Mais Ahmed Aïdara est reparti dans une autre tirade : ‘’Nous n’allons pas l’accepter. Nous, on fait de la politique. C’est simple. Ici, c’est nous qui décidons. Rien ne va se passer ici sans nous. L’ère d’Aliou Sall a pris fin au soir du 23 janvier. Pourquoi il essaye de faire le malin ? Il doit quitter la salle, car il a été battu. Il n’a qu’à quitter cette salle. Nous n’allons pas trahir la confiance de la population qui a demandé à BBY de quitter cette mairie. Nous n’allons pas accepter qu’il y ait vote, car, s’il y en a, il y aura hold-up. Nous les avons devancés avec plus de 6 500 voix, lors des élections. Nous ne sommes pas des dealers politiques. Si Aliou insiste, nous allons le déclarer persona non grata. Je l’ai empêché de battre campagne ici. Il n’y aura même pas passation de service dans cette mairie. Et croyez-moi.’’

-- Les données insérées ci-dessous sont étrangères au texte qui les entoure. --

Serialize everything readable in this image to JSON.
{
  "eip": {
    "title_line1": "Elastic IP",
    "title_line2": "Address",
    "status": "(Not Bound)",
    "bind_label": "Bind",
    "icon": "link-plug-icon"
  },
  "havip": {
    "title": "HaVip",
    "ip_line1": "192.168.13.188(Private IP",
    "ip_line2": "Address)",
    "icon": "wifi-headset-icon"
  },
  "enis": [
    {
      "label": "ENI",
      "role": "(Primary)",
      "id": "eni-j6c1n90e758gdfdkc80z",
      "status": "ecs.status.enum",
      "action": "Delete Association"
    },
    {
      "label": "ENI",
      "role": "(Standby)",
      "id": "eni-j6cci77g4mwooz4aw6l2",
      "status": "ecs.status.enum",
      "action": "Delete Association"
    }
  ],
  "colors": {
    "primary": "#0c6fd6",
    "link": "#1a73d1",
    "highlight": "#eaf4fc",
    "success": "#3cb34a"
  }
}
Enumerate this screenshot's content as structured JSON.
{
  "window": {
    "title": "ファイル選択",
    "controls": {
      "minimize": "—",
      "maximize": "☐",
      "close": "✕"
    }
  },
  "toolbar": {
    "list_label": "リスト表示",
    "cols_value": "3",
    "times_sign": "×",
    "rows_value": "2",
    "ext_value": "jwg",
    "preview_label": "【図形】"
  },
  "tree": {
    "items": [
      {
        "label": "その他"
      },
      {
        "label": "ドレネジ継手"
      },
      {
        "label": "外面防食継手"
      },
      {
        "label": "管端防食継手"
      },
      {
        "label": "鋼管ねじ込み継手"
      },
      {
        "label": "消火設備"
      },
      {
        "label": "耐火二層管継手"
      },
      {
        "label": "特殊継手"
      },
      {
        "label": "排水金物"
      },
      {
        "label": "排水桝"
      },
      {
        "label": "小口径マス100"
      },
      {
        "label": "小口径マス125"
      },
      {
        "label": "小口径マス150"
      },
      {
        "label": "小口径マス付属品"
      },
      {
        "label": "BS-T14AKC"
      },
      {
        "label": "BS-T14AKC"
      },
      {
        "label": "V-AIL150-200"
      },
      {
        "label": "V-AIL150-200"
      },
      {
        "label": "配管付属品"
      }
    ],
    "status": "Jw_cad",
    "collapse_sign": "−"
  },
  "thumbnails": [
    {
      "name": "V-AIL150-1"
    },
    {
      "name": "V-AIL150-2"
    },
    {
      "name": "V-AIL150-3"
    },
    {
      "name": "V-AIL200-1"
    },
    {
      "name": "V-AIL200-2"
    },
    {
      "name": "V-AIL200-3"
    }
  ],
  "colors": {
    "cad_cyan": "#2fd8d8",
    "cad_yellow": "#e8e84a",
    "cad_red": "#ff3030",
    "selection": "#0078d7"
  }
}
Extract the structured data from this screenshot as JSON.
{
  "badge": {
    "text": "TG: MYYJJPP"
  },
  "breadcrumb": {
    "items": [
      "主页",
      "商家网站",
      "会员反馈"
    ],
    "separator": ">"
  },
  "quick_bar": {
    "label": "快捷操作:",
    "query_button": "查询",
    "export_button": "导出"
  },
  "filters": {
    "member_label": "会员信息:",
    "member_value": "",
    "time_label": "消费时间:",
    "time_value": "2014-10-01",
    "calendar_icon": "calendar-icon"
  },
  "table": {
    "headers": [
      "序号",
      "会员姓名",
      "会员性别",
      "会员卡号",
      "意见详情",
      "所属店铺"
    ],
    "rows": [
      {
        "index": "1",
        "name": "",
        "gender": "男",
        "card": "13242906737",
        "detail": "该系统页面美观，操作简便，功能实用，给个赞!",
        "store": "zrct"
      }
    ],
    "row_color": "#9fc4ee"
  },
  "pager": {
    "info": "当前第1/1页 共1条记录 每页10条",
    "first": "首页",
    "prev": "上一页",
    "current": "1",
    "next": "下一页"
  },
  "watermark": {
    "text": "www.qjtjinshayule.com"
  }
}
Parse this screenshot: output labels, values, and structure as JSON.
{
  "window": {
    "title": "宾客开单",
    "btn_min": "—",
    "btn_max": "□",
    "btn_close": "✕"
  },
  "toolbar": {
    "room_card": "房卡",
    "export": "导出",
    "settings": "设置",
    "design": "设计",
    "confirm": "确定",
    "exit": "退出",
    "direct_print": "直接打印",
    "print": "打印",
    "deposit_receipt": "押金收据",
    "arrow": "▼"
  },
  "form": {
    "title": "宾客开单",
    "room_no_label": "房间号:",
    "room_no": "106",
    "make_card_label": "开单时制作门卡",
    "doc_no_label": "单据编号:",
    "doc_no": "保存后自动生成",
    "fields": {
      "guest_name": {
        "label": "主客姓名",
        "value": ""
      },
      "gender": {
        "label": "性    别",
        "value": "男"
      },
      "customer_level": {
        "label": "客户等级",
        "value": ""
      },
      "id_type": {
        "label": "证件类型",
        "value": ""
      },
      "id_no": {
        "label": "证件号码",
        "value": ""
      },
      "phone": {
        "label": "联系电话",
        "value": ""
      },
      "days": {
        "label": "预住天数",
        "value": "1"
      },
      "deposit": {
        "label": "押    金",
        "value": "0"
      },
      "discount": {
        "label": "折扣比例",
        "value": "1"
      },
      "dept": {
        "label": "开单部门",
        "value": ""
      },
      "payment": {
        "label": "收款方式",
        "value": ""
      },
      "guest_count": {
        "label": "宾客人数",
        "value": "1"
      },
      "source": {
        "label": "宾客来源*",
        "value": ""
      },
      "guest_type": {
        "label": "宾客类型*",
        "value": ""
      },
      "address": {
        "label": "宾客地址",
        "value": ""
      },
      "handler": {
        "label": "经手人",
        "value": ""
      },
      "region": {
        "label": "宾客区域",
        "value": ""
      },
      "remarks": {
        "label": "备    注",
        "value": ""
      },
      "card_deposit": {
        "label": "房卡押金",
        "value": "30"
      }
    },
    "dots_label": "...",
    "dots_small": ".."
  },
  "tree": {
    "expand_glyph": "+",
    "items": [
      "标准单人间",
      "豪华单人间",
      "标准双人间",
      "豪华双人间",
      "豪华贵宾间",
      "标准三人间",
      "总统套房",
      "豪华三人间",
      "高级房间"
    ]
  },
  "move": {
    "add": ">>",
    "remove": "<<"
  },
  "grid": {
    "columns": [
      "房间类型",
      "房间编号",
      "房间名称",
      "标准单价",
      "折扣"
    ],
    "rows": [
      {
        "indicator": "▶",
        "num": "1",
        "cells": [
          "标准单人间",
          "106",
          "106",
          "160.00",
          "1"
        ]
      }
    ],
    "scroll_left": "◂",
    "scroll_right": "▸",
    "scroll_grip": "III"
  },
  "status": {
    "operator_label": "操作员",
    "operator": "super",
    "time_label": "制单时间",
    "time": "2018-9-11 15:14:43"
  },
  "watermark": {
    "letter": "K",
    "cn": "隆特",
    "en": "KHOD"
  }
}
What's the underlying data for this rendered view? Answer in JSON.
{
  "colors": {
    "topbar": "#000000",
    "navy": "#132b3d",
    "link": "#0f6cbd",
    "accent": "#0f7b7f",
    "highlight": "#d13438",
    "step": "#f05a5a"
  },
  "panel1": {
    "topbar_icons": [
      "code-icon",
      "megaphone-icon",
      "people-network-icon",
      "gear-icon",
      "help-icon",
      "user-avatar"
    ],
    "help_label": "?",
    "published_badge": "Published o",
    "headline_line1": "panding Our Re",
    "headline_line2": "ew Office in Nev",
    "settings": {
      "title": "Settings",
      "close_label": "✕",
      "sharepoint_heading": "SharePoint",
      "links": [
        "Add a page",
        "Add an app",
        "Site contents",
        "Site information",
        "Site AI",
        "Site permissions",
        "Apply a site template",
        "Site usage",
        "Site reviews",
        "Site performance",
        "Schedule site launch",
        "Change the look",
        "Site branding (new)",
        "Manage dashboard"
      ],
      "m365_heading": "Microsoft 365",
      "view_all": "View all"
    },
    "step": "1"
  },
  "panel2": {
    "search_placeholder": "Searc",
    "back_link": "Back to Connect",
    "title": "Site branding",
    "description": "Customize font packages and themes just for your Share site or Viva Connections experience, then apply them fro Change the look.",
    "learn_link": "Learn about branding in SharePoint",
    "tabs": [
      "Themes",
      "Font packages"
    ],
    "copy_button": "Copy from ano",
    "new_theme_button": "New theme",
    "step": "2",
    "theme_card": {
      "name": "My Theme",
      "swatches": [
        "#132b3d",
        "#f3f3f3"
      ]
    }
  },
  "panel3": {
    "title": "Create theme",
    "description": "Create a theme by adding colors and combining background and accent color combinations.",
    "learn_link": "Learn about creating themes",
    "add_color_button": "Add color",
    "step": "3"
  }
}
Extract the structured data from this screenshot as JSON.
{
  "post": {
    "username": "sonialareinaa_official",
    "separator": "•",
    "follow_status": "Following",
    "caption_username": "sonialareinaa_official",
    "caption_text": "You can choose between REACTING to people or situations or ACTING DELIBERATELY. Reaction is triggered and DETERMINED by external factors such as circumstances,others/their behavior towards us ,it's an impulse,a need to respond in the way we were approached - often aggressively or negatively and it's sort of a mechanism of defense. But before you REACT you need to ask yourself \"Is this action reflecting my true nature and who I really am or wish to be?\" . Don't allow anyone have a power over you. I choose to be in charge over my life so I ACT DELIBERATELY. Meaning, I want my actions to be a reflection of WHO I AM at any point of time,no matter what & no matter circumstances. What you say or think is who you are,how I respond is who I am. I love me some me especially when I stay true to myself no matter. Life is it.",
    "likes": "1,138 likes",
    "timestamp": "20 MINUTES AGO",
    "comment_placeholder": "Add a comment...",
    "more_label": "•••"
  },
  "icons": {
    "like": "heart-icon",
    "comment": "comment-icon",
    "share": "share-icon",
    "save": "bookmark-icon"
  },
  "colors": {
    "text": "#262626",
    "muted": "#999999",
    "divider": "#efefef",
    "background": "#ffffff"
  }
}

La passe d’armes et les insultes ont continué entre les seconds couteaux. Puis, fatigués, ils sont restés dans la salle en se regardant en chiens de faïence. Personne ne voulait quitter la salle en premier.
Le préfet du département, pour décanter la situation, a essayé à nouveau de convaincre le maire Ahmed Aïdara. Il a essuyé les huées des proches du nouvel édile. Il a proposé de présider la rencontre, en vain. Finalement, il a pris la décision de tout arrêter.
Dehors, il y avait un monde fou et un impressionnant dispositif sécuritaire. Il fallait montrer patte blanche pour accéder à l’Hôtel de ville.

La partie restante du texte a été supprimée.